It was mentioned in pLSA paper that perplexity refers to the log-averaged inverse probability on unseen data. Can any one give me the exact formula for calculating perplexity
what is "log-average"?
-
1Also at http://stats.stackexchange.com/questions/10302/what-is-perplexity – 2011-05-05
1 Answers
You have looked at the Wikipedia article on perplexity. It gives the perplexity of a discrete distribution as
$2^{-\sum_x p(x)\log_2 p(x)}$
which could also be written as
$\exp\left({\sum_x p(x)\log_e \frac{1}{p(x)}}\right)$
i.e. as a weighted geometric average of the inverses of the probabilities. For a continuous distribution, the sum would turn into a integral.

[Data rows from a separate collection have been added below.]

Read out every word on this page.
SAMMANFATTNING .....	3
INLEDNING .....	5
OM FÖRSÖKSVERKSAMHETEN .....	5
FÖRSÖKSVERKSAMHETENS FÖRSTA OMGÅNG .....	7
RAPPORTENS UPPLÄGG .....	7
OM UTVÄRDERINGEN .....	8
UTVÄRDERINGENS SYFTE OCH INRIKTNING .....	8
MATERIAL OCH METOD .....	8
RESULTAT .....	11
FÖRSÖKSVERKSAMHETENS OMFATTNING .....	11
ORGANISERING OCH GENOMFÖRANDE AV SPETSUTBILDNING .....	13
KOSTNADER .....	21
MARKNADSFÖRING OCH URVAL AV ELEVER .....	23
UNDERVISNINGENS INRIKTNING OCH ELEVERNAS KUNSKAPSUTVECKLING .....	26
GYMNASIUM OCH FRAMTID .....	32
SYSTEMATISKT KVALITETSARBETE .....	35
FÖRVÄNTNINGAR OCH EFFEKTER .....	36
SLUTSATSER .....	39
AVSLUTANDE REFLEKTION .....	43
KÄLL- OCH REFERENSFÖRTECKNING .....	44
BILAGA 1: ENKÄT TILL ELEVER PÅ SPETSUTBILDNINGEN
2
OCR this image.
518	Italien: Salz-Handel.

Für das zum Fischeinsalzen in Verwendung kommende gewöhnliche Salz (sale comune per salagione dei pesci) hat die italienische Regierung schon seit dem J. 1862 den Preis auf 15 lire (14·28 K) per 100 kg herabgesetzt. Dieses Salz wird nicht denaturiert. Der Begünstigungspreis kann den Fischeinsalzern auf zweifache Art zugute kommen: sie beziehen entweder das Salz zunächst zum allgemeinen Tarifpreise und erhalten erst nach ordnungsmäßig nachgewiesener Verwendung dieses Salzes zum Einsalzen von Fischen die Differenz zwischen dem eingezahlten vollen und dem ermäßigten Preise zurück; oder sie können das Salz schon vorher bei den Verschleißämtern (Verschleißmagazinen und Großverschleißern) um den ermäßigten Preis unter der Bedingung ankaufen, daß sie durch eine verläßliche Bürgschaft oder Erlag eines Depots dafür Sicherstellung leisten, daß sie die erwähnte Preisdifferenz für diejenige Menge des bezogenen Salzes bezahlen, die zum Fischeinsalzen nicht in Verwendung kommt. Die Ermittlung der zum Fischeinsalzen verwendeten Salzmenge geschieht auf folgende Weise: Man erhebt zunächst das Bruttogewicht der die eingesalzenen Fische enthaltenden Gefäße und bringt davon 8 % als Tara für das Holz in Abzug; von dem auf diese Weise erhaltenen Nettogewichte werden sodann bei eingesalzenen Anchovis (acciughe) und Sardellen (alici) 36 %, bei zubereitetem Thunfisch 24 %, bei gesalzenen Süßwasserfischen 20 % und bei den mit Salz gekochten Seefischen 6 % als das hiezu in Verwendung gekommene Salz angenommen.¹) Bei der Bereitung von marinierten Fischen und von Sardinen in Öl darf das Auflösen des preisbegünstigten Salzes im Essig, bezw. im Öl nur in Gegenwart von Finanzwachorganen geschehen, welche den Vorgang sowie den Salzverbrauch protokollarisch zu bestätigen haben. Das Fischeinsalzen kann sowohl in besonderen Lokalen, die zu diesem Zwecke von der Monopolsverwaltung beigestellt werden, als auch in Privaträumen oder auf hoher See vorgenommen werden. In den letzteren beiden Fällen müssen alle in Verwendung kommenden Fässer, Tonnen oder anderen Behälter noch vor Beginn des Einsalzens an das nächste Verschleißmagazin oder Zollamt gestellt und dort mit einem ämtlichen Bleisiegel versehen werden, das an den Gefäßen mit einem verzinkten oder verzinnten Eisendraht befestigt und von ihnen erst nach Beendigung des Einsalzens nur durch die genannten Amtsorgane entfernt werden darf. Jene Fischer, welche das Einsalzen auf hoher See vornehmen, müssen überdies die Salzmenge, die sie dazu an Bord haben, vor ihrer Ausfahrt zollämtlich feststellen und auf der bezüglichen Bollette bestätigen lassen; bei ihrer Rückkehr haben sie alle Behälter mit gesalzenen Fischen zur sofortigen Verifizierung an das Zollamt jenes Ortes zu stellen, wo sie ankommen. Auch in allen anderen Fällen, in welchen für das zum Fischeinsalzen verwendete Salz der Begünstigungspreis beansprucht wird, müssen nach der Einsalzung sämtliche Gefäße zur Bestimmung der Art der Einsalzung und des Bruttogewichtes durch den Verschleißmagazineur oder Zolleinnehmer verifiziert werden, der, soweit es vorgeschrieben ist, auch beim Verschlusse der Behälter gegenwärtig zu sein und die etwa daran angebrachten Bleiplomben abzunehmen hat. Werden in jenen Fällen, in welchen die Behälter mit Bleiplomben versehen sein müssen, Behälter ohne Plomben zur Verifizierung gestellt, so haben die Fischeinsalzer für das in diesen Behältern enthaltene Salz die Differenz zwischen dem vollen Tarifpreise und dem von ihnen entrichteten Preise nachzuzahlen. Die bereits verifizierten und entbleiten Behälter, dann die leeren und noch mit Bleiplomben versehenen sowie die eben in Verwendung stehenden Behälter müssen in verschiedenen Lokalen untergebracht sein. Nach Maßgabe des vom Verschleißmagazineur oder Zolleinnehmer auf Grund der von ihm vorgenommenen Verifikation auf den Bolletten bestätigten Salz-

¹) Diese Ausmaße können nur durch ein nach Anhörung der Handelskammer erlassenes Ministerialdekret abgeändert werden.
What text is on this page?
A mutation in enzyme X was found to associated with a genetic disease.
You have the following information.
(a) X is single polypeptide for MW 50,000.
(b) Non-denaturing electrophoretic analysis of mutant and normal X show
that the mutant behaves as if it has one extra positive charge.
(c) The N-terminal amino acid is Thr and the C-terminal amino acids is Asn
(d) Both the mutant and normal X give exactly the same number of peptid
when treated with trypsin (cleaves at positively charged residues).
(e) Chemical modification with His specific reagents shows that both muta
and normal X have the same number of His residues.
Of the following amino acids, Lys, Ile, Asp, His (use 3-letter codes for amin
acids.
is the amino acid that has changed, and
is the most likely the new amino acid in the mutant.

The article also gives a way of estimating perplexity for a model using $N$ pieces of test data
$2^{-\sum_{i=1}^N \frac{1}{N} \log_2 q(x_i)}$
which could also be written
$\exp\left(\frac{{\sum_{i=1}^N \log_e \left(\dfrac{1}{q(x_i)}\right)}}{N}\right) \text{ or } \sqrt[N]{\prod_{i=1}^N \frac{1}{q(x_i)}}$
or in a variety of other ways, and this should make it even clearer where "log-average inverse probability" comes from.